I spent most of my summer prior to my 8th grade year obsessing about my weight.  I was convinced that if I could just lose twenty pounds that I would suddenly be welcomed into the popular crowd of girls at school.  My evidence for this came in the form of Jenna T, who had moved in during our seventh grade year.  She immediately was catapulted to the stratosphere of thirteen year old girl popularity at our middle school.  Boys liked her for her looks.  Girls wanted to look like her and crowded around her in droves to see if they could soak up what ever it was about her that made her immediately stand out.

I figured if I could just lose twenty pounds then perhaps that would do it for me.  Then I could be that girl.  I would have more confidence because I would know that I looked good.

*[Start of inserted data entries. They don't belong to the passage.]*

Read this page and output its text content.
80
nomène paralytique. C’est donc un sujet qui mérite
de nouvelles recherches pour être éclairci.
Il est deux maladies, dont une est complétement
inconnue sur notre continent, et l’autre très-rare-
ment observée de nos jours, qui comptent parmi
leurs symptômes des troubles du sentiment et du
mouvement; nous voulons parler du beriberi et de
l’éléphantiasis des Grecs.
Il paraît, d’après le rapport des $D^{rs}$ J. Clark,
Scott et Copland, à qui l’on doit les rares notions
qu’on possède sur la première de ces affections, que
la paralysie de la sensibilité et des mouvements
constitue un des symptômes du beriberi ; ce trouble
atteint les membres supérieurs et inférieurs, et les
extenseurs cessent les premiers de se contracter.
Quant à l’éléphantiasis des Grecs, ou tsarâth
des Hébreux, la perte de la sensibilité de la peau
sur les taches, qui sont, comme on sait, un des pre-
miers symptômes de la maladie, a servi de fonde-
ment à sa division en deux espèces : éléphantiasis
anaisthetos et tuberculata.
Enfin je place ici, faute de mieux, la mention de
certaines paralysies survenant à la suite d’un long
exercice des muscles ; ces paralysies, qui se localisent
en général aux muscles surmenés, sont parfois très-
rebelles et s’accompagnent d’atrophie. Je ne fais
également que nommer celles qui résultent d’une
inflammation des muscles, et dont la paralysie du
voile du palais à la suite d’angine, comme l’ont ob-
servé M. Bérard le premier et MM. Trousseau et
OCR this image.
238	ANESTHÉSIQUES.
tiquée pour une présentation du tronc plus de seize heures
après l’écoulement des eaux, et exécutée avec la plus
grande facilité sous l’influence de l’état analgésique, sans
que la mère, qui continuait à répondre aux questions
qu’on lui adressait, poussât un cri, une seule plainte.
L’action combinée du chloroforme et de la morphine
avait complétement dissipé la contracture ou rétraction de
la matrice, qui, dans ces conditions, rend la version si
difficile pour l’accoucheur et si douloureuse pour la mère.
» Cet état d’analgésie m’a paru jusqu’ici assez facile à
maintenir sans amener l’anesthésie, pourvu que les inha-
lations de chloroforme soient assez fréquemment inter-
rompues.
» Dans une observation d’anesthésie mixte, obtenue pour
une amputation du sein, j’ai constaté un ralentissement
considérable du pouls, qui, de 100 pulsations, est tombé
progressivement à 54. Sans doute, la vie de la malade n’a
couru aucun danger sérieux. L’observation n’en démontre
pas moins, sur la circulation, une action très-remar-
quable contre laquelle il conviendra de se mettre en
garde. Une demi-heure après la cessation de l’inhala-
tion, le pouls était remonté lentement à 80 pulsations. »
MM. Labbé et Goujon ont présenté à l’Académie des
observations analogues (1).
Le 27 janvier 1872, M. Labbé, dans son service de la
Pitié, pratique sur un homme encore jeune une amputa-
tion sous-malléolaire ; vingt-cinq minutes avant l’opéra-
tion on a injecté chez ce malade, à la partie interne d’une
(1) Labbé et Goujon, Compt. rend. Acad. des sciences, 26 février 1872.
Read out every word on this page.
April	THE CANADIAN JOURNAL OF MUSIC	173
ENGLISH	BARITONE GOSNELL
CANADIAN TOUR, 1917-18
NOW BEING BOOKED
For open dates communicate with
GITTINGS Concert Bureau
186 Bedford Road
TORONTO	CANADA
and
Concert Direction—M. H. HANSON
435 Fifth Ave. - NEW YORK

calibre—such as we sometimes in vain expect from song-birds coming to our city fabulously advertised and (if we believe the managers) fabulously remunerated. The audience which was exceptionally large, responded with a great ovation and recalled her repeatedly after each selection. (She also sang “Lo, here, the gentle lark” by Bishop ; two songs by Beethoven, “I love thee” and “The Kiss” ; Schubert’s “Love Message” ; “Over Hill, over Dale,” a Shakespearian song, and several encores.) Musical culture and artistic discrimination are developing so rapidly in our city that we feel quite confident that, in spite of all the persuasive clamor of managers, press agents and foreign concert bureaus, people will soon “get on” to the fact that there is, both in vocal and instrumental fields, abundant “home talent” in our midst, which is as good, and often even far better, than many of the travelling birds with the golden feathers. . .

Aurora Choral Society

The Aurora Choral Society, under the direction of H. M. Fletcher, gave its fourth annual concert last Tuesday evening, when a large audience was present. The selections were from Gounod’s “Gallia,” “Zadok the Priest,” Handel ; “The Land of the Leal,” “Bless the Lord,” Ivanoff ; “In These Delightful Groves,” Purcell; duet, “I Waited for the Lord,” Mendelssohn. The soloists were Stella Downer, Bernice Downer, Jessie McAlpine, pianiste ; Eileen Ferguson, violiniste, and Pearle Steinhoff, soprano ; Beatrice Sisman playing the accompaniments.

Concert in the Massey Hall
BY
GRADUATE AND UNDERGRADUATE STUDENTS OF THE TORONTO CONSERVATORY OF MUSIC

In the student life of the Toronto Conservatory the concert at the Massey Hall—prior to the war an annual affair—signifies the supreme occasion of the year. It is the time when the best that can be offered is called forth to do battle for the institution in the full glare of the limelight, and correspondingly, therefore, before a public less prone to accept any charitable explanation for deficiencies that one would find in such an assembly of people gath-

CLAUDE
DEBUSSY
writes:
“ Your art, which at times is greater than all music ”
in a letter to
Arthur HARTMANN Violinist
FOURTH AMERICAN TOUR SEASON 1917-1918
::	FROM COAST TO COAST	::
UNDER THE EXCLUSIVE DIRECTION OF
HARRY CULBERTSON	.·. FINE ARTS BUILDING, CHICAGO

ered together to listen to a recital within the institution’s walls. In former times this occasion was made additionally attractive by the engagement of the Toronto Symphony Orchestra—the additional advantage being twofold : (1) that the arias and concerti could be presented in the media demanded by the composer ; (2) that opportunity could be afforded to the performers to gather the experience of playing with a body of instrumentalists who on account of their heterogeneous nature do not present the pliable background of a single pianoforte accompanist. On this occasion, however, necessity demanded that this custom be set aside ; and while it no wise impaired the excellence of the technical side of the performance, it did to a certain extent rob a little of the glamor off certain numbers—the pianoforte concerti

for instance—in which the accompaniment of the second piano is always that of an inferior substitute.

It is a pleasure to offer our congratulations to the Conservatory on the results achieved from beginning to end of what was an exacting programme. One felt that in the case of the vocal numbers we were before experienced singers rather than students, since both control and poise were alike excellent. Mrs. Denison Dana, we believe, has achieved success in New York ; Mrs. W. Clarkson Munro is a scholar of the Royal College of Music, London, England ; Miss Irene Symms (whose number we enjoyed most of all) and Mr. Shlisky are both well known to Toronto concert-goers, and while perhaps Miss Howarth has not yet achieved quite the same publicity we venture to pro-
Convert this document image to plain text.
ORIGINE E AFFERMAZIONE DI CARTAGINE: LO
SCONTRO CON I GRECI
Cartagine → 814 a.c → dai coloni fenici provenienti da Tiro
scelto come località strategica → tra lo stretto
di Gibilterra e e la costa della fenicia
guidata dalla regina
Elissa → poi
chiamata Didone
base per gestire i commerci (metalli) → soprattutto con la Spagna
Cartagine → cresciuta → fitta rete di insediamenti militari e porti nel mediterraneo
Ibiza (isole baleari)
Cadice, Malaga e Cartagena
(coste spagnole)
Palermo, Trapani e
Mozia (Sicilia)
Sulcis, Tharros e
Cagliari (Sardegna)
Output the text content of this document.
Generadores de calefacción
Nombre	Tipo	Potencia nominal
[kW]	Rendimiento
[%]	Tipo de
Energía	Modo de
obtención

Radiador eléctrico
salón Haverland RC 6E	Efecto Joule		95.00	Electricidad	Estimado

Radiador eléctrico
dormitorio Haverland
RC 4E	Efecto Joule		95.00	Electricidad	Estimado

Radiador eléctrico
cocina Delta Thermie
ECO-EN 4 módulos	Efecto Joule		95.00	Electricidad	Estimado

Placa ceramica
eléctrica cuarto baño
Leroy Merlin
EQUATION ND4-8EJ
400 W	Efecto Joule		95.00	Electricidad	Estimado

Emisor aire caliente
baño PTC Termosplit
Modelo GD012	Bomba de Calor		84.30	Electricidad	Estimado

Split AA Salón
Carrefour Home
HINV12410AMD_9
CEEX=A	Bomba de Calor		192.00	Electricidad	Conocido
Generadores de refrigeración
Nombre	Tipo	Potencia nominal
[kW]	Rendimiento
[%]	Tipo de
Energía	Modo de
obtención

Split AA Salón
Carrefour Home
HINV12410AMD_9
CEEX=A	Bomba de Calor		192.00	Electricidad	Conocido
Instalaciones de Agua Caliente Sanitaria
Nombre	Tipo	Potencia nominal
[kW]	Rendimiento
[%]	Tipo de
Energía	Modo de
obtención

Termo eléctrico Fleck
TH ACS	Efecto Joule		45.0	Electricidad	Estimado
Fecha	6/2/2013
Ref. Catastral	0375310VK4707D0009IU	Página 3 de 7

I could wear more mini skirts and the skin tight jeans that everyone was wearing.  I could be more fashionable if I just had the right body for it.  Then maybe boys would look at me.  Then maybe someone would pay attention to me.

My friend Dawn thought I was nuts.  She was overweight, but not terribly so.  But over the course of the summer, my obsession with my weight turned into hers as well.

At first it was running.  I would go over to the track at the middle school around the corner and try to run it.  This is what athletic girls did, they ran.  But I hated running.  I hated the desperate, out of breath feeling I would get and the stitch in my side.  I gave up on that.

Once the weather warmed I took to swimming.  I even joined the local swim team.  Swimming was good; I was a decent swimmer, and it allowed me to eat a little more while still taking off a pound or two.  Still, I didn’t have the discipline for the team.  I quit before my first meet, and got mad when little old ladies would take up the lap space with slow breast strokes.

What could I do that would make being skinny as effortless as all of those girls at school who just happened to be blessed with high metabolisms or mothers who would cook healthy food for them to eat?  The answer seemed to be lurking in my copy of Bop magazine.  In the back of the magazine were all sorts of crazy advertisements.  Several were for Fat Camp resorts for teens.  The one in La Jolla always piqued my interest.  But no, my family could never afford that.

Then I saw it.  “Lose twenty pounds in two weeks!” promised the ad.  If I just paid thirty dollars for these little pills, they would melt away the fat quickly, in some amazing chemical reaction set off by the combination of herbal supplements in the tablets.  “Just think,” I told Dawn.  “I could be skinny by the time school started.  What do you think they all would say if I strolled in there on September 7 twenty pounds lighter?”  I started fantasizing about all of the stares and smiles and astonished looks.

We couldn’t ask our parents to write a check for the pills; we knew they’d never go for it.  But we each had a little allowance saved up, so we went over to Perry Drug Store and bought money orders for the pills.  We couldn’t wait to pop it in the mail.

Finally, with just a week before school was set to start, the pills arrived, along with a detailed eating plan.  We bought grapefruit, juices and lettuce for salads, all foods which were supposed to help the herbal supplements achieve maximum efficiency.

Needless to say, neither of us lost any weight.  I started 8th grade at the same weight I’d ended 7th grade.  But I wasn’t about to give up.  I’d just bought “The Best Little Girl in the World” at the book store, and planned on taking very careful notes.